Genesis (GEL) is a mid-stream (prmiary asset base) master limited partnership traded on the AMEX. GEL gathers, markets, and transports crude through their pipeline system, and is also marketing a growing supply of Co2. The company's pipline systems are in Texas, Florida-Alabama, and Miss-La.

The thesis of why I believe this is a low risk investment opportunity is very simple: The relatively new ownership of the GP provides solid management working on behalf of GEL unit holders, while the GP's parent is experiencing tremendous growth which I believe will deliver significant economic benefit to unit holders.

The quick and dirty:
Genesis has an approximate $115mm market cap, approx $15mm in long term debt, and partners capital of just under $50mm. In the 3rd quarter ended Sep 30, total revenues were $250mm, and for the nine months ended this period revenues increased to $680mm versus $480mm in the prior year. In the 3rd Q, available cash generated per unit was .21, versus a distribtution of .15 per unit. The company reported a loss of .04 per unit in this quarter, due primarily to non-cash contract impairment charges. Since new ownership came in, the company has not made distributions which were not generated on a cash basis.
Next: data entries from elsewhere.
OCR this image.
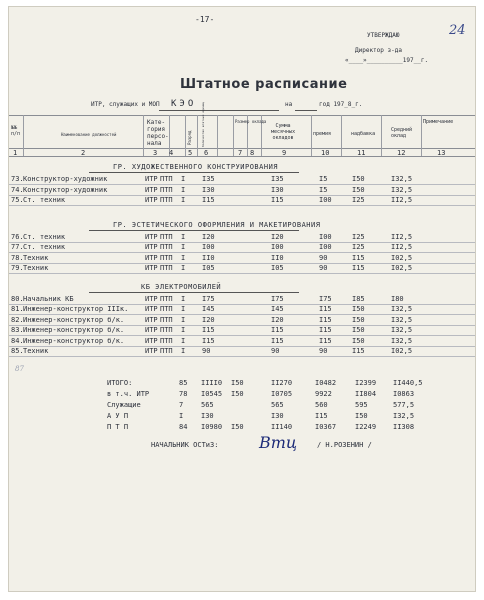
-17-
УТВЕРЖДАЮ	24
Директор з-да
«____»__________197__г.
Штатное расписание
ИТР, служащих и МОП КЭО	на	год 197_8_г.
№№ п/п	Наименование должностей
Кате-
гория
персо-
нала	Разряд	Количество штатных единиц	Размер оклада
Сумма
месячных
окладов
премия	надбавка
Средний
оклад
Примечание
1	2	3 4 5 6	7 8	9	10	11	12	13
ГР. ХУДОЖЕСТВЕННОГО КОНСТРУИРОВАНИЯ
73. Конструктор-художник	ИТР ПТП I I35	I35	I5	I50	I32,5
74. Конструктор-художник	ИТР ПТП I I30	I30	I5	I50	I32,5
75. Ст. техник	ИТР ПТП I I15	I15	I00	I25	II2,5
ГР. ЭСТЕТИЧЕСКОГО ОФОРМЛЕНИЯ И МАКЕТИРОВАНИЯ
76. Ст. техник	ИТР ПТП I I20	I20	I00	I25	II2,5
77. Ст. техник	ИТР ПТП I I00	I00	I00	I25	II2,5
78. Техник	ИТР ПТП I II0	II0	90	I15	I02,5
79. Техник	ИТР ПТП I I05	I05	90	I15	I02,5
КБ ЭЛЕКТРОМОБИЛЕЙ
80. Начальник КБ	ИТР ПТП I I75	I75	I75	I85	I80
81. Инженер-конструктор IIIк. ИТР ПТП I I45	I45	I15	I50	I32,5
82. Инженер-конструктор б/к.	ИТР ПТП I I20	I20	I15	I50	I32,5
83. Инженер-конструктор б/к.	ИТР ПТП I I15	I15	I15	I50	I32,5
84. Инженер-конструктор б/к.	ИТР ПТП I I15	I15	I15	I50	I32,5
85. Техник	ИТР ПТП I 90	90	90	I15	I02,5
87
ИТОГО:	85 IIII0 I50	II270	I0482	I2399 II440,5
в т.ч. ИТР	78 I0545 I50	I0705	9922	II804 I0863
Служащие	7	565	565	560	595	577,5
А У П	I	I30	I30	I15	I50	I32,5
П Т П	84 I0980 I50	II140	I0367	I2249 II308
НАЧАЛЬНИК ОСТиЗ:	Втц	/ Н.РОЗЕНИН /
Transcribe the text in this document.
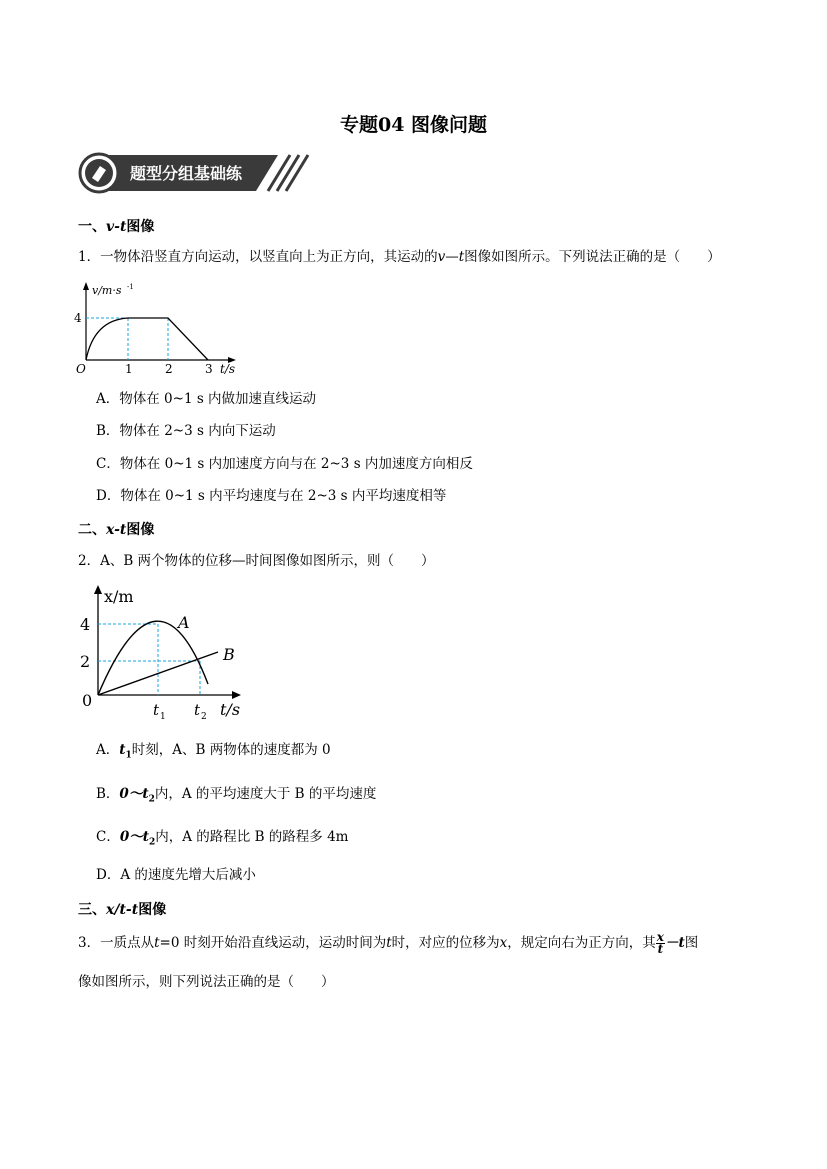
专题04 图像问题
题型分组基础练
一、v-t图像
1．一物体沿竖直方向运动，以竖直向上为正方向，其运动的v—t图像如图所示。下列说法正确的是（　　）
v/m·s -1
4
O	1	2	3 t/s
A．物体在 0~1 s 内做加速直线运动
B．物体在 2~3 s 内向下运动
C．物体在 0~1 s 内加速度方向与在 2~3 s 内加速度方向相反
D．物体在 0~1 s 内平均速度与在 2~3 s 内平均速度相等
二、x-t图像
2．A、B 两个物体的位移—时间图像如图所示，则（　　）
x/m
4
2
0
A
B
t 1 t 2 t/s
A．$t_1$时刻，A、B 两物体的速度都为 0
B．$0\sim t_2$内，A 的平均速度大于 B 的平均速度
C．$0\sim t_2$内，A 的路程比 B 的路程多 4m
D．A 的速度先增大后减小
三、x/t-t图像
3．一质点从t=0 时刻开始沿直线运动，运动时间为t时，对应的位移为x，规定向右为正方向，其 $\frac{x}{t} -t$图
像如图所示，则下列说法正确的是（　　）
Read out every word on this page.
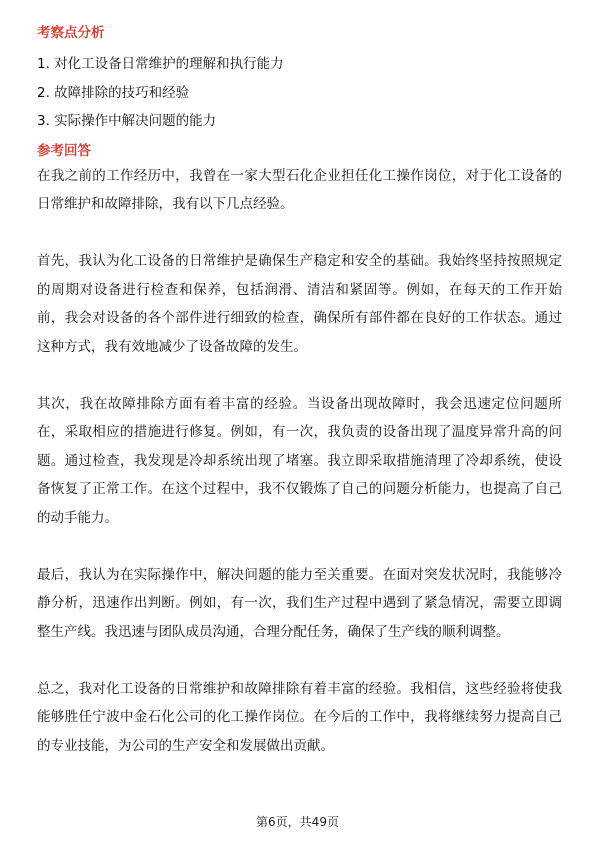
考察点分析
1. 对化工设备日常维护的理解和执行能力
2. 故障排除的技巧和经验
3. 实际操作中解决问题的能力
参考回答

在我之前的工作经历中，我曾在一家大型石化企业担任化工操作岗位，对于化工设备的日常维护和故障排除，我有以下几点经验。

首先，我认为化工设备的日常维护是确保生产稳定和安全的基础。我始终坚持按照规定的周期对设备进行检查和保养，包括润滑、清洁和紧固等。例如，在每天的工作开始前，我会对设备的各个部件进行细致的检查，确保所有部件都在良好的工作状态。通过这种方式，我有效地减少了设备故障的发生。

其次，我在故障排除方面有着丰富的经验。当设备出现故障时，我会迅速定位问题所在，采取相应的措施进行修复。例如，有一次，我负责的设备出现了温度异常升高的问题。通过检查，我发现是冷却系统出现了堵塞。我立即采取措施清理了冷却系统，使设备恢复了正常工作。在这个过程中，我不仅锻炼了自己的问题分析能力，也提高了自己的动手能力。

最后，我认为在实际操作中，解决问题的能力至关重要。在面对突发状况时，我能够冷静分析，迅速作出判断。例如，有一次，我们生产过程中遇到了紧急情况，需要立即调整生产线。我迅速与团队成员沟通，合理分配任务，确保了生产线的顺利调整。

总之，我对化工设备的日常维护和故障排除有着丰富的经验。我相信，这些经验将使我能够胜任宁波中金石化公司的化工操作岗位。在今后的工作中，我将继续努力提高自己的专业技能，为公司的生产安全和发展做出贡献。

第6页，共49页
The company has stated it expects to maintain a .15 distribution/quarter/unit, and hopes to reach .20/unit in 2005. Currently the units are yielding just slightly under 5%.

Why I like this:
GEL was close to bankruptcy until it was taken over by Denbury Resoureces (DNR). The GP is controlled by Debury (DNR), and the managing members of the GP are the top executives from DNR. From the sources I've checked, management is deemed to be extremely solid, somewhat boring, not prone to mistakes, and highly ethical. That makes me comfortable with mgmt, what they say, and their ability to deliver. DNR has stated to the street that they intend to more than 3x(triple)their oil production over the next 3-4 years. Taking them at their word, I believe this translates into very strong growth opportunities for Genesis, through both significant volume increases in their systems, and new asset build opportunities on behalf of parent DNR. A good chunk of DNR's stated growth will come through tertiary recovery of oil from fields in Miss-La through Co2 injection. DNR sold it's wholesale Co2 operation to GEL in late 2003. GEL will also have growth opportunities outside of it's parent through acquisitions, though for the sake of this write up, I believe unit distribution can at the very least double (.30-.40/quarter/unit)over the next 3-4 years through increased production/organic opportunites at the parent alone.

GEL has the assets in place to benefit from increased volume from DNR, and DNR will be hard pressed not to utilize the inherent lower cost of capital which comes through using units for financing accretive operations or acquisitions. Quite simply, GEL sits in the middle of DNR's future growth, and the management team is well aware of the value which can be created through the use of it's GP/MLP structure.

Catalyst

Increased volume in parent DNR assets through tertiary recovery.